Os inquisidores, apesar dos cuidados de Servet, localizaram livro por livro e foram confiscando e destruindo a edição inteira. Hoje só se conservam três exemplares, um deles com marcas de fogo. A reimpressão só foi feita em 1790, trabalho de Christoph Gottlieb von Murr (1733-1811), na cidade de Nuremberg.

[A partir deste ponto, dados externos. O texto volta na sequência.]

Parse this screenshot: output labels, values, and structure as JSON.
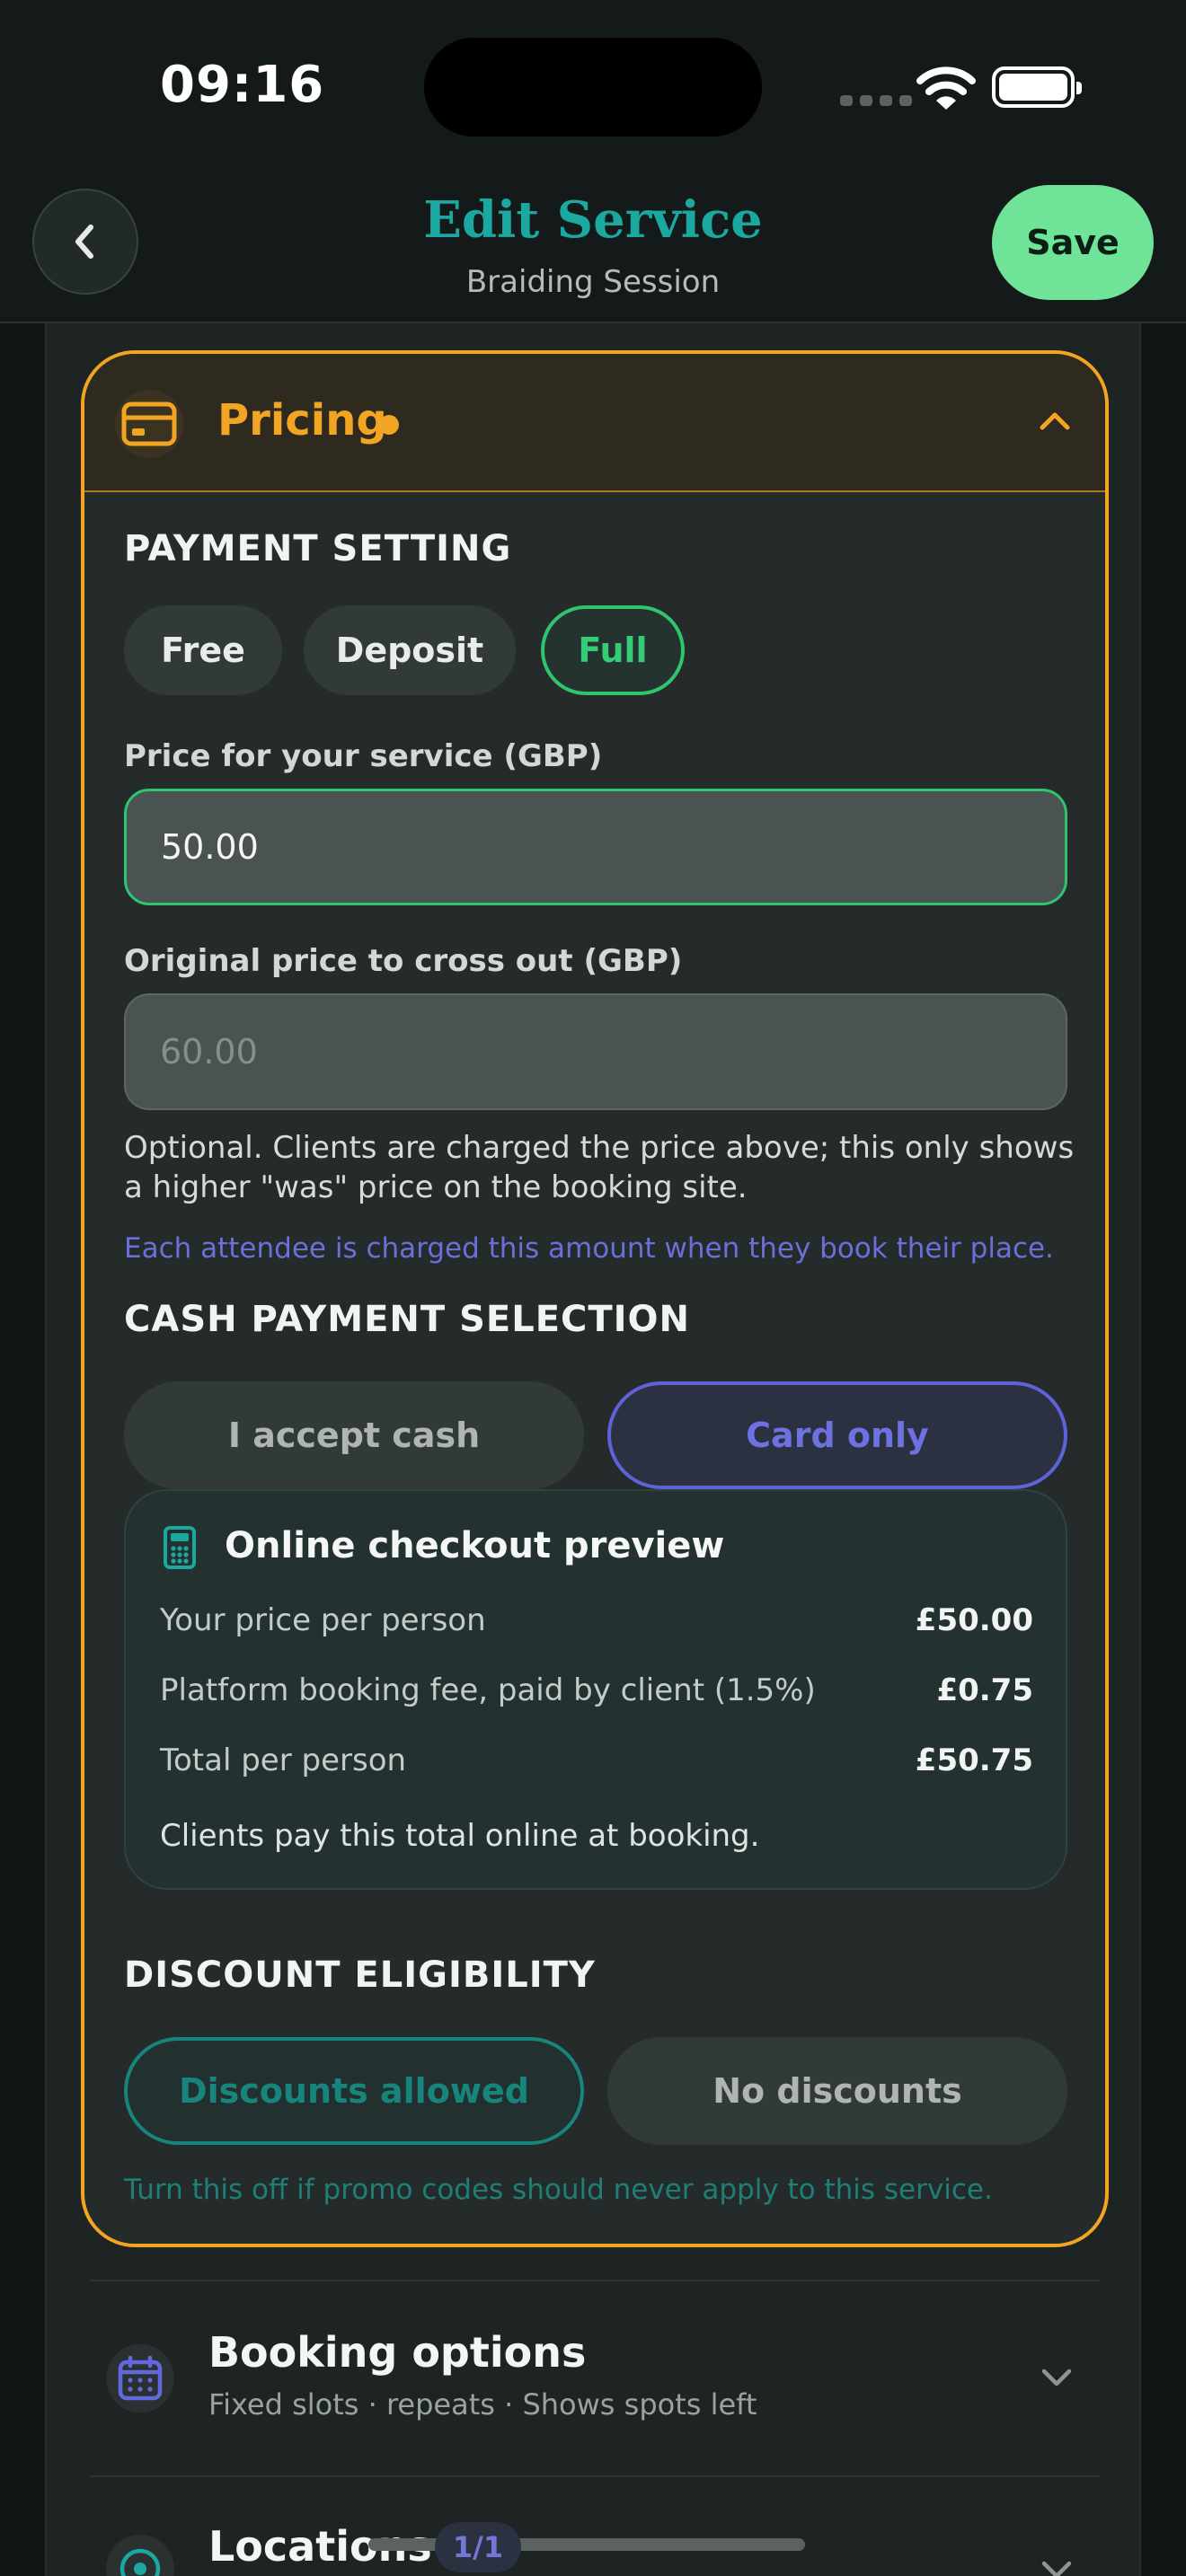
{
  "status_bar": {
    "time": "09:16"
  },
  "header": {
    "title": "Edit Service",
    "subtitle": "Braiding Session",
    "save_label": "Save"
  },
  "pricing": {
    "title": "Pricing",
    "accent_color": "#f2a423",
    "payment_setting": {
      "label": "PAYMENT SETTING",
      "options": [
        "Free",
        "Deposit",
        "Full"
      ],
      "selected": "Full"
    },
    "price_field": {
      "label": "Price for your service (GBP)",
      "value": "50.00"
    },
    "original_price_field": {
      "label": "Original price to cross out (GBP)",
      "placeholder": "60.00"
    },
    "original_price_help": "Optional. Clients are charged the price above; this only shows a higher \"was\" price on the booking site.",
    "attendee_note": "Each attendee is charged this amount when they book their place.",
    "cash_payment": {
      "label": "CASH PAYMENT SELECTION",
      "options": [
        "I accept cash",
        "Card only"
      ],
      "selected": "Card only"
    },
    "checkout_preview": {
      "title": "Online checkout preview",
      "rows": [
        {
          "label": "Your price per person",
          "value": "£50.00"
        },
        {
          "label": "Platform booking fee, paid by client (1.5%)",
          "value": "£0.75"
        },
        {
          "label": "Total per person",
          "value": "£50.75"
        }
      ],
      "note": "Clients pay this total online at booking."
    },
    "discount": {
      "label": "DISCOUNT ELIGIBILITY",
      "options": [
        "Discounts allowed",
        "No discounts"
      ],
      "selected": "Discounts allowed",
      "hint": "Turn this off if promo codes should never apply to this service."
    }
  },
  "sections": {
    "booking_options": {
      "title": "Booking options",
      "subtitle": "Fixed slots · repeats · Shows spots left"
    },
    "locations": {
      "title": "Locations"
    }
  },
  "page_indicator": "1/1"
}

Ao matar Servet, Calvino recebeu um caloroso elogio de Melanchton. Mas a história gosta de simetrias rebeldes. Etienne Dolet, tipógrafo e impressor, aproveitou uma autorização de Francisco I para editar Terêncio, Rabelais, Cícero, Virgílio e outros clássicos. Uma diligência piedosa encontrou em sua casa textos de Calvino e Melanchton e imediatamente ele foi detido e sofreu processo e condenação à fogueira. No dia da execução, em 3 de agosto de 1546, alguém, consciente ou inconscientemente, achou adequado usar também lenha úmida para que o tormento se prolongasse, e a Praça Maubert se encheu de fumaça e cinza.